There’s a need to reduce performance gaps on projects.
Working on a wide variety of project types and with increased backlogs, it’s more important than ever to achieve project outcomes. Unfortunately, about a third of projects fail to meet goals. Self-perform work and data maturity both have a big role to play when it comes to helping builders achieve these outcomes, as does early involvement and collaboration during preconstruction. It’s no surprise that 38% of respondents report being involved in the project at the capital planning or conceptual design phases with two-thirds involved during some stage of the design. This dynamic is leading to an increase in collaboration and risk distribution within the industry.
Workforce challenges substantially impact project success in a high self-performing market.
Successful project outcomes hinge on having the right talent especially in a high self-performing segment such as civil and infrastructure. It’s no wonder that 60% of top challenges that impact project success are labor specific, according to respondents. Upskilling current team members and discovering innovative recruitment or retention strategies are top of mind as organizations navigate the labor shortage. Further, 49% of respondents are investing in construction software in response to workforce scarcity. Software can not only help heavy civil builders make the most of their current labor, but can also help position a company as an attractive place to work for tech-savvy young talent.
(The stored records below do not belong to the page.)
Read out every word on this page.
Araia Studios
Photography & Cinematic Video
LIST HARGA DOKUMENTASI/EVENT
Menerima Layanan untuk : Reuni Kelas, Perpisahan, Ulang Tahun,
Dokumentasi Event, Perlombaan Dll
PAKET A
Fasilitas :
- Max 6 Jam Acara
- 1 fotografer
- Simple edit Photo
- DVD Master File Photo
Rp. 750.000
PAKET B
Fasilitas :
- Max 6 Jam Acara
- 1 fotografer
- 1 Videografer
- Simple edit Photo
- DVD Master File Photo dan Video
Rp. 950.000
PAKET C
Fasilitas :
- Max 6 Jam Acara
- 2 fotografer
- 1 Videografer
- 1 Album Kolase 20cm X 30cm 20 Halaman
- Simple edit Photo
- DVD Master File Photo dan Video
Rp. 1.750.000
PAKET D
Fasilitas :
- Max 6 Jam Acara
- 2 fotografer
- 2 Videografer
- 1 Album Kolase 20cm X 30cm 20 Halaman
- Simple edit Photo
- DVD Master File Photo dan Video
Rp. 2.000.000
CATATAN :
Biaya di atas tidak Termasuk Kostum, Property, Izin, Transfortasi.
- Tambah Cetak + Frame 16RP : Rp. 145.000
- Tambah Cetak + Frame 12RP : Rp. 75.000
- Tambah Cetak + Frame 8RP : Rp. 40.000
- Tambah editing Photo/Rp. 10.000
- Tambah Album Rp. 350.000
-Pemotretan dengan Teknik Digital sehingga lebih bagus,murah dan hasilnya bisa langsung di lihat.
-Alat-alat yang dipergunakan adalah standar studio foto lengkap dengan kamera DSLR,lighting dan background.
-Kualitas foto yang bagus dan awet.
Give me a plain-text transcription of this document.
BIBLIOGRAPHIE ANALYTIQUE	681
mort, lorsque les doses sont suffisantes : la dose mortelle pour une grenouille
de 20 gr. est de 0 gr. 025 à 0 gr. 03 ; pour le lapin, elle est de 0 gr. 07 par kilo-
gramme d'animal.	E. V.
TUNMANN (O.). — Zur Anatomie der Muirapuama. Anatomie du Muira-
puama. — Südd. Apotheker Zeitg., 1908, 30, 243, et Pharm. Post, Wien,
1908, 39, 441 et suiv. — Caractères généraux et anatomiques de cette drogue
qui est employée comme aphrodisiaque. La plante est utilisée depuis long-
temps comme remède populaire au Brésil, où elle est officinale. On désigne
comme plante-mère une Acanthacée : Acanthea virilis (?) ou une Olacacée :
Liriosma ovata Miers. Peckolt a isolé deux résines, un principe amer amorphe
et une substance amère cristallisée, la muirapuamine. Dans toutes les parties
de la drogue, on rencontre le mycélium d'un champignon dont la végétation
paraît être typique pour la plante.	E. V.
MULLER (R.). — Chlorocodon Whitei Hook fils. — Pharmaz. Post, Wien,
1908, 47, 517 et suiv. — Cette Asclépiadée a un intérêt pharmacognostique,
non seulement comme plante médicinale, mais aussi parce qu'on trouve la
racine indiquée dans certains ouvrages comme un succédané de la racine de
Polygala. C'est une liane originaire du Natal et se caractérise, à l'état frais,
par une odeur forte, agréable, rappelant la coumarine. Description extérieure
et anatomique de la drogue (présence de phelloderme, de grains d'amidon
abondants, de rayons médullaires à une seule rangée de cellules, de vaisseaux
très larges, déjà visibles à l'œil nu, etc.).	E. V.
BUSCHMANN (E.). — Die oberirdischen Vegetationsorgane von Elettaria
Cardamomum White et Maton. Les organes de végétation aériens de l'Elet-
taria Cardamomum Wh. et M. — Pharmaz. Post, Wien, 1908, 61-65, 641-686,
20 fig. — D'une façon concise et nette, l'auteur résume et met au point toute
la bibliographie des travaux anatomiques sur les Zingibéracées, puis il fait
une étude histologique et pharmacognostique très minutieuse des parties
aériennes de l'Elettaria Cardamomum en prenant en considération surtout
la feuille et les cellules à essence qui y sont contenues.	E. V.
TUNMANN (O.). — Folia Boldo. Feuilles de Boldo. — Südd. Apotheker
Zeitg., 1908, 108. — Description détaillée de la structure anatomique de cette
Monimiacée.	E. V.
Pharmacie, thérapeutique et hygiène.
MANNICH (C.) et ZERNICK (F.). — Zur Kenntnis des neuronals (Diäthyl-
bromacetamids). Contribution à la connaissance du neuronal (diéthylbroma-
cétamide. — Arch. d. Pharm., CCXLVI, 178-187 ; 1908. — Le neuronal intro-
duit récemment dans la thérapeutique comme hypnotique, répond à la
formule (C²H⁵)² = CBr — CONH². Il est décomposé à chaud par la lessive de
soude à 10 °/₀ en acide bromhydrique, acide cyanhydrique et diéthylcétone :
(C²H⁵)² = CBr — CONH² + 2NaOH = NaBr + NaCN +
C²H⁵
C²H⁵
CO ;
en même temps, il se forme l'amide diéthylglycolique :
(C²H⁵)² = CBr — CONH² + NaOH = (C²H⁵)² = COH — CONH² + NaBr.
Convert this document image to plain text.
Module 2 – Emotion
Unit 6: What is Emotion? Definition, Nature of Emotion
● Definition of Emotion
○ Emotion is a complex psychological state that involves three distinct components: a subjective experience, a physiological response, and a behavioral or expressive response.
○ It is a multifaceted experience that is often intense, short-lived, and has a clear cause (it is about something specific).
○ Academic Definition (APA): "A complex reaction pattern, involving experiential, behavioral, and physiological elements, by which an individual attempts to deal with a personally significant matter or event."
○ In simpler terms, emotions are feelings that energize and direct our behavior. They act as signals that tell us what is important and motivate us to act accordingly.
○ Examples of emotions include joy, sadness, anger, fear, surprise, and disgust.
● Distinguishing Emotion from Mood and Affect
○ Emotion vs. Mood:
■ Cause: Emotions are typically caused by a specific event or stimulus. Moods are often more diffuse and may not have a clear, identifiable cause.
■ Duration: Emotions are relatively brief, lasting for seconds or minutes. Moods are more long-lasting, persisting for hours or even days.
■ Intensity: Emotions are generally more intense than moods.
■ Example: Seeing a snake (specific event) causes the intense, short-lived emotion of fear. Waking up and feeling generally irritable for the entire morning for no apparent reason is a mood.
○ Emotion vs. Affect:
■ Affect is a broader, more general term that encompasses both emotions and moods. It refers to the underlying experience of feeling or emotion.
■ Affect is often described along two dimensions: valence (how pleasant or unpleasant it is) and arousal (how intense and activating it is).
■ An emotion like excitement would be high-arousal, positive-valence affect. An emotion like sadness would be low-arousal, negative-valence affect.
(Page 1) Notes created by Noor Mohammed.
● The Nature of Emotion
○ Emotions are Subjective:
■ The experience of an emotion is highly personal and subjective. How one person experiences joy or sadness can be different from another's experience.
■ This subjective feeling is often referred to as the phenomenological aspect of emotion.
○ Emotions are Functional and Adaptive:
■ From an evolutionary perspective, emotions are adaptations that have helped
Non-construction-specific workflows and untapped data lead to inefficiencies.
While many organizations are using software to better their business, much of this technology isn’t built for construction. On average across categories, 50% of civil and infrastructure builders use non-construction-specific technology. Investment in technology not made for the industry can result in reduced capabilities, decreased transparencies and increased silos across the business as organizations try to make solutions work for them, rather than vice versa. Not using the right software also means that companies are struggling to access and leverage vital project information, with only 24% of builders reporting that they’re getting the full benefit from their data.
Self-perform work and data maturity key to running a better civil and infrastructure business.
Successful civil and infrastructure companies are also those who are data mature. By investing in their people and technology, organizations can enjoy heightened levels of data maturity to the point that data becomes a competitive advantage for the company. Accessible, accurate data is a key differentiator for organizations who are keen to make data-driven decisions across the business. Data-mature companies are more likely to meet project goals around quality, safety, budget, schedule and profitability.
For increased control around project outcomes, it seems self-perform is the optimal business model for civil and infrastructure projects. With high costs of labor, equipment and materials, organizations who self-perform can bring efficiency and productivity into more direct oversight. High self-perform companies bring more value to preconstruction by providing their valuable, specialized knowledge early in the process.